I used to have one of the original style Crock Pots. A few months ago I finally bought myself a new slow cooker. I had done tons of research into the various types, sizes, and functionality. While I would have loved one of the super-duper ones, with just the two of us to cook for, it would have been overkill. So I wound up with a great Cuisinart programmable model just right for us. Its small size helps keep me from making enough food to feed an army!
Since then I’ve been going through a lot of my recipes, seeing which ones can be converted to the slow-cooking method. It’s been fun! I love adapting recipes because it gives me a chance to put my own spin on them. When you look at recipes, see if you can figure out other ways to use it. Would it work as part of a different recipe? Would it be a good side dish or could you alter it for a main course? I am always taking a little from one recipe and adding it to another to create a whole new dish.
When you’re looking for recipes that would covert easily to slow cooking, virtually anything requiring braising or stewing will work beautifully. Tougher cuts of meat become tender and luscious and poultry develops deep flavors when cooking a long time at a low temperature. As long as you don’t have to add ingredients along the way (once or twice is OK, but it is important to leave the lid on so you don’t lose the heat) it probably will be fine in a slow cooker.
When recipes call for hot chiles, most of the heat is in the seeds and ribs. Removing those prior to cooking will reduce the “heat” factor while maintaining the chile flavor. You can always add more heat later.

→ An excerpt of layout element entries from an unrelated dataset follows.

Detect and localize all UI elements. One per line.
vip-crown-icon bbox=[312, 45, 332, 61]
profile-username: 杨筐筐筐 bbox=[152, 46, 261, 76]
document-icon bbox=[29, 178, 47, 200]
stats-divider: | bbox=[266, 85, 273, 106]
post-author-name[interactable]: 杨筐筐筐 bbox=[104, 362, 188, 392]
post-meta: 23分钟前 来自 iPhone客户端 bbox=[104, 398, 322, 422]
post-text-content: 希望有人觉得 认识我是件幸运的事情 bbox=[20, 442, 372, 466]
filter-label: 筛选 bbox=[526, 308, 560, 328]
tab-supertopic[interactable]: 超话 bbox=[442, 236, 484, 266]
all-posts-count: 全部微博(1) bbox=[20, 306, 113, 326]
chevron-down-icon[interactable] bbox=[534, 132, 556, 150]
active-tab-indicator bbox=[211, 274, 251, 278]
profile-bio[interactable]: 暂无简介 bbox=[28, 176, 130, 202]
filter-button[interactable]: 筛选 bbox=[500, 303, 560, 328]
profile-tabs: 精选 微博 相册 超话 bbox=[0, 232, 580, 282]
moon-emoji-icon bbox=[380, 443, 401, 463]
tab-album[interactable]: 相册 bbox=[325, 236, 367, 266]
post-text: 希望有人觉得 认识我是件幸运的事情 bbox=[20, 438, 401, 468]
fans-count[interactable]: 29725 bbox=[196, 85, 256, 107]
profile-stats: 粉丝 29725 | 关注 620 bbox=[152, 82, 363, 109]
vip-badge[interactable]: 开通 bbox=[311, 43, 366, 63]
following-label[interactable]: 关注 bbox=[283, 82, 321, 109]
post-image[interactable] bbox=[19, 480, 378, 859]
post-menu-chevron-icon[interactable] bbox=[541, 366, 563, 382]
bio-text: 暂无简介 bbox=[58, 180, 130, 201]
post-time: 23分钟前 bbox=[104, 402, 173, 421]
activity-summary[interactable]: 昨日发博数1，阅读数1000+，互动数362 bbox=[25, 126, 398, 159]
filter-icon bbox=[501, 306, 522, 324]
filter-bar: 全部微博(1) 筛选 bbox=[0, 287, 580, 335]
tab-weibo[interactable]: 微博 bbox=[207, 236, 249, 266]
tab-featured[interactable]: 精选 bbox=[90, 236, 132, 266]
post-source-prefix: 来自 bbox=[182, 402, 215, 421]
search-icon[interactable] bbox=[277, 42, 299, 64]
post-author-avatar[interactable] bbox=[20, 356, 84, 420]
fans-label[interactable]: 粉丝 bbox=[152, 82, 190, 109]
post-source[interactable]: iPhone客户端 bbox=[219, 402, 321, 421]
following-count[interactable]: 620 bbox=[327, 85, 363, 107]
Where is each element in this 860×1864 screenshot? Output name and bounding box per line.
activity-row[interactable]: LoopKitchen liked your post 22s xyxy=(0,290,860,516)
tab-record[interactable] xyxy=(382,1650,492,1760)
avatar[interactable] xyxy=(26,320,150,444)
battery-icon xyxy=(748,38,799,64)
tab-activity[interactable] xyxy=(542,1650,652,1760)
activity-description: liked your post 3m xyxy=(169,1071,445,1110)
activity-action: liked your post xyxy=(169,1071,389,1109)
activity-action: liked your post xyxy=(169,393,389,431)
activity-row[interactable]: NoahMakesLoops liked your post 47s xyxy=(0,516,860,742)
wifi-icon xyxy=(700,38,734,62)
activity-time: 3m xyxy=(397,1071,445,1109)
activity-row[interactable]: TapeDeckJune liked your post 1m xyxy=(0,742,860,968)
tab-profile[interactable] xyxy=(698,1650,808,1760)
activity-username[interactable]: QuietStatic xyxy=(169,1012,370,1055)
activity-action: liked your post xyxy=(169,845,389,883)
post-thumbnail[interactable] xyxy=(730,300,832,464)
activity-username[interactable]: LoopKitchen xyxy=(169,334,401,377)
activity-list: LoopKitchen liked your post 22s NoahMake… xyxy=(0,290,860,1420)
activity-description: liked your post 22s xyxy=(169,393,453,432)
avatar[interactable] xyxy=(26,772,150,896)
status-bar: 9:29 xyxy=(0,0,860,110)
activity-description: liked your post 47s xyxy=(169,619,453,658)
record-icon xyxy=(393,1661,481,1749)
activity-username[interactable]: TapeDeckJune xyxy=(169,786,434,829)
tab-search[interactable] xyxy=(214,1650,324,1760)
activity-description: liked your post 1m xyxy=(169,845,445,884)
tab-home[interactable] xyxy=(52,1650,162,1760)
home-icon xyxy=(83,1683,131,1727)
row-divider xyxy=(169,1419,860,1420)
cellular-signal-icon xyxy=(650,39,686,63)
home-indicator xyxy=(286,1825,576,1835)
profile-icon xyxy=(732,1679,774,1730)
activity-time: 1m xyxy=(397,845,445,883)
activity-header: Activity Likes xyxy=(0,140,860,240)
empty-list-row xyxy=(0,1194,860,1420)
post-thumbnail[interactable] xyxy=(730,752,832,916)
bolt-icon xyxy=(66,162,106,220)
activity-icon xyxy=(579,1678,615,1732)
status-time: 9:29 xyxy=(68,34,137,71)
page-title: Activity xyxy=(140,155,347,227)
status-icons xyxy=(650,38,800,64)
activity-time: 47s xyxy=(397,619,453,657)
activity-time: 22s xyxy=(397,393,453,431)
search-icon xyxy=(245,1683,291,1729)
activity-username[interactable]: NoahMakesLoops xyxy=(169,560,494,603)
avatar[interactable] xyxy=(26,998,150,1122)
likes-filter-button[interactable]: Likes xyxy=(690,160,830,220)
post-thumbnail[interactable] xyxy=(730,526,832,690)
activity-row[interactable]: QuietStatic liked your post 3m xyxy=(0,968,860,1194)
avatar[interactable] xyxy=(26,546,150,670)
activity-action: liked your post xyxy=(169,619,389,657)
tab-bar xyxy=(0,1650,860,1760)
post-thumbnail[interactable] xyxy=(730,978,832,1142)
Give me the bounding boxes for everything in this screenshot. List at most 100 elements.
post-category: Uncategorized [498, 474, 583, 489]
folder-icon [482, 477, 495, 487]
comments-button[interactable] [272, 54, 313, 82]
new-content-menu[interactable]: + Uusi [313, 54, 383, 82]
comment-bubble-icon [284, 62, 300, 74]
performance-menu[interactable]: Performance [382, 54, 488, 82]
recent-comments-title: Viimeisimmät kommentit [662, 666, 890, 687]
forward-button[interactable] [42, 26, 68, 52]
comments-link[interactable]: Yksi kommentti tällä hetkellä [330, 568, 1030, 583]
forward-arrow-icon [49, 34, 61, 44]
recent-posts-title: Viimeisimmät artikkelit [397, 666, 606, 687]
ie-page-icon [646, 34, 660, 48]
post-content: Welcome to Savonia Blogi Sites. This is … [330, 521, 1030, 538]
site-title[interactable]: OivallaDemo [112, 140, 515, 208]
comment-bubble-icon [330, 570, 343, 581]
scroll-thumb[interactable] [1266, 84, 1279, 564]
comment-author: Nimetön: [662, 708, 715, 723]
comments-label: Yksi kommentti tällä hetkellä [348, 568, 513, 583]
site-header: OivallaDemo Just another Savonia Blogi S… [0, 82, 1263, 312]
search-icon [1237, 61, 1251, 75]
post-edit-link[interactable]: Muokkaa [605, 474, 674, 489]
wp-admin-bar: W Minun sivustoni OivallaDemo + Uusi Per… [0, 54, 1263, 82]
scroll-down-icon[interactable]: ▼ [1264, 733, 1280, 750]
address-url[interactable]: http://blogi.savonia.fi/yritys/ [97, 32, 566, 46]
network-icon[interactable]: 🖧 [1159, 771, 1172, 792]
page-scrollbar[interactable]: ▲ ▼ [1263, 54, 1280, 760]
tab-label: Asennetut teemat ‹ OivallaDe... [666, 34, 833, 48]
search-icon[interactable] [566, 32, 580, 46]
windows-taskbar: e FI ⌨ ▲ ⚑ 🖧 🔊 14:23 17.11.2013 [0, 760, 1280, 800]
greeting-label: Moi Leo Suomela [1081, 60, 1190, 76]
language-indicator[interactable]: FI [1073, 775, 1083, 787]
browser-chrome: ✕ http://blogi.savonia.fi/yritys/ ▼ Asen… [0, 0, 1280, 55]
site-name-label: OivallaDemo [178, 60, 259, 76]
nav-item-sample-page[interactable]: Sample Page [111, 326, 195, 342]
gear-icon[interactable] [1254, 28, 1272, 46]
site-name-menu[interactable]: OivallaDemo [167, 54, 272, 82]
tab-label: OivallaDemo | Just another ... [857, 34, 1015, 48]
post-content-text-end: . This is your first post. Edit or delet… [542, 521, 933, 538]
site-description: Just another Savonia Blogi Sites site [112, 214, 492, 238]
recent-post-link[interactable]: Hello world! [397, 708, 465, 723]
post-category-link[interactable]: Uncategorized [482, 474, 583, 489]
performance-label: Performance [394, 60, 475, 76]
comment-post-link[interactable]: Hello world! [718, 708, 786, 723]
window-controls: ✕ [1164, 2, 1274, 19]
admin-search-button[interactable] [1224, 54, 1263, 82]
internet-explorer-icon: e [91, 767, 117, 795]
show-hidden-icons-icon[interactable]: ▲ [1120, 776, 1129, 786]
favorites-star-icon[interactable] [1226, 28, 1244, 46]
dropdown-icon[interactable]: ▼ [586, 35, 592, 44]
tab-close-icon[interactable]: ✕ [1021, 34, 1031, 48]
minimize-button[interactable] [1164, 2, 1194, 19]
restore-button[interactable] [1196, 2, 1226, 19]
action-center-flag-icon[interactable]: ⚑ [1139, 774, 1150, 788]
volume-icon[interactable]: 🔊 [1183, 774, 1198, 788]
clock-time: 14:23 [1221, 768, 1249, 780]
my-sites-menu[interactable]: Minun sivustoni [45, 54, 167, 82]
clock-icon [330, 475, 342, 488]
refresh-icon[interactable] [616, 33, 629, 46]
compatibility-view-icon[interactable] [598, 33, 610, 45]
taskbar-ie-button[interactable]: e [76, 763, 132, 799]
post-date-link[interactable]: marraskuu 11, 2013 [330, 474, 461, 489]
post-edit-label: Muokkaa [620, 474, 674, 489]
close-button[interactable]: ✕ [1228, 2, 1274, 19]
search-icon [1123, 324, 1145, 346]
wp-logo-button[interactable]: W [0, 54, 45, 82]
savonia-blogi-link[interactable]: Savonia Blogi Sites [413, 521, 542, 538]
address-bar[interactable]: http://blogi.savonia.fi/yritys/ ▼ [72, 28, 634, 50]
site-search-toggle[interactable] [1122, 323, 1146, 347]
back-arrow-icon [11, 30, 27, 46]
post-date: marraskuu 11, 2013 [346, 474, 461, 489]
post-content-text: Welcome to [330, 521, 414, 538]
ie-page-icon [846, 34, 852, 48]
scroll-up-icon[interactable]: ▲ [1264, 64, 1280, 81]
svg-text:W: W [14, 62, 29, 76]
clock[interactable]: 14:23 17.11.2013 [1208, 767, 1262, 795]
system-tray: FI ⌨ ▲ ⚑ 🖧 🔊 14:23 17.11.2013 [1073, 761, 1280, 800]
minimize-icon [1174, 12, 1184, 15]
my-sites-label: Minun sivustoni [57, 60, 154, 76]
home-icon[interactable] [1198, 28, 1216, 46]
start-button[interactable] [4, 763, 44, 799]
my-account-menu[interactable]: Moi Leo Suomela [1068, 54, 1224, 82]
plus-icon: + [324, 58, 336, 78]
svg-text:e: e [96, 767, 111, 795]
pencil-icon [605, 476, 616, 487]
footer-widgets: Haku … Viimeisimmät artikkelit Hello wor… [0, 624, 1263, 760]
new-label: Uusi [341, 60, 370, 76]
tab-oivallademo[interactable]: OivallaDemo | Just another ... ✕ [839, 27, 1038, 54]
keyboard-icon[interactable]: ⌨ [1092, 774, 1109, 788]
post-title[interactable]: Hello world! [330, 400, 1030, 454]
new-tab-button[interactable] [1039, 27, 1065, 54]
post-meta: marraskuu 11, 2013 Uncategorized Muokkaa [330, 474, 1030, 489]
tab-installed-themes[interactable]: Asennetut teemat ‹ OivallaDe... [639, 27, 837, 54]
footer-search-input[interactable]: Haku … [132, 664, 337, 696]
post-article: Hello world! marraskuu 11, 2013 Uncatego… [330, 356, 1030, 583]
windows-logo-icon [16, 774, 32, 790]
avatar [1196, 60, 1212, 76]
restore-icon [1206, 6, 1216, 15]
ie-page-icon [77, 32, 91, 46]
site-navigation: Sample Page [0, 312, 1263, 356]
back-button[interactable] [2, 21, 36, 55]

And when slow cooking, the heat will intensify over time. What tastes great today may be too hot tomorrow. Take this into consideration when deciding how much to use. When working with hot chile peppers, wearing latex gloves is a good idea. If you don’t make sure you wash your hands well with soap and hot water. All it takes is you rubbing your nose or eyes once and you’ll never forget again. I can say from experience that it really hurts!
One of my favorite ways to plan for parties is to find foods that I can prepare a day or two ahead, reducing the amount of time I need to spend in the kitchen when I have guests. As with most stews, the flavor improves with time and is better the second day. And I can serve it in a variety of ways. I can make the tacos as directed, use this as a filling for enchiladas, tamales, or empanadas, or add some BBQ sauce and make a pulled pork sandwich. You can use the meat to enhance a soup, toss it with some pasta, or add it to a stir-fry. And don’t forget that you can change the protein if you like. What that means is that if you don’t eat pork, are looking for a chicken recipe, or have shrimp that needs to be used, you can take the flavor combinations from this recipe, reduce the quantities as appropriate, alter the cooking method (if need be), and create your own dish. The sky’s the limit!
- 2 tsp kosher salt
- 1/2 tsp ground black pepper
- 2 tsp ground cumin
- 1/2 tsp ground coriander
- 1 chipotle chile en adobo, chopped or 1/2 to 1 tsp ground chipotle pepper
- 1/2 cup jam such as apricot, plum, or peach
- 1/4 cup white wine or dry vermouth
- 2 to 2-1/2 lb boneless pork shoulder
- 1 med onion, chopped
- 1 yellow, orange, or red bell pepper, seeded and roughly chopped
- Flour or corn tortillas, warmed
- 1 cup fresh cilantro leaves, chopped
- Chopped lettuce
- Chopped tomatoes
- Shredded cheese
- Sliced jalapenos
- 1 lime, cut into wedges
- In a small bowl, combine salt, pepper, cumin, coriander, chipotle, jam, and wine. Stir until smooth. Rub over pork and place in slow cooker. Top with onions and bell peppers,. Cover and cook on high for four to six hours or until very tender.
- Remove pork from liquids and shred or chop, discarding any excess fat. Place pork into a large bowl and add the cooking liquids. Serve with the tortillas, cilantro, lettuce, tomatoes, cheese, jalapenos, and lime wedges.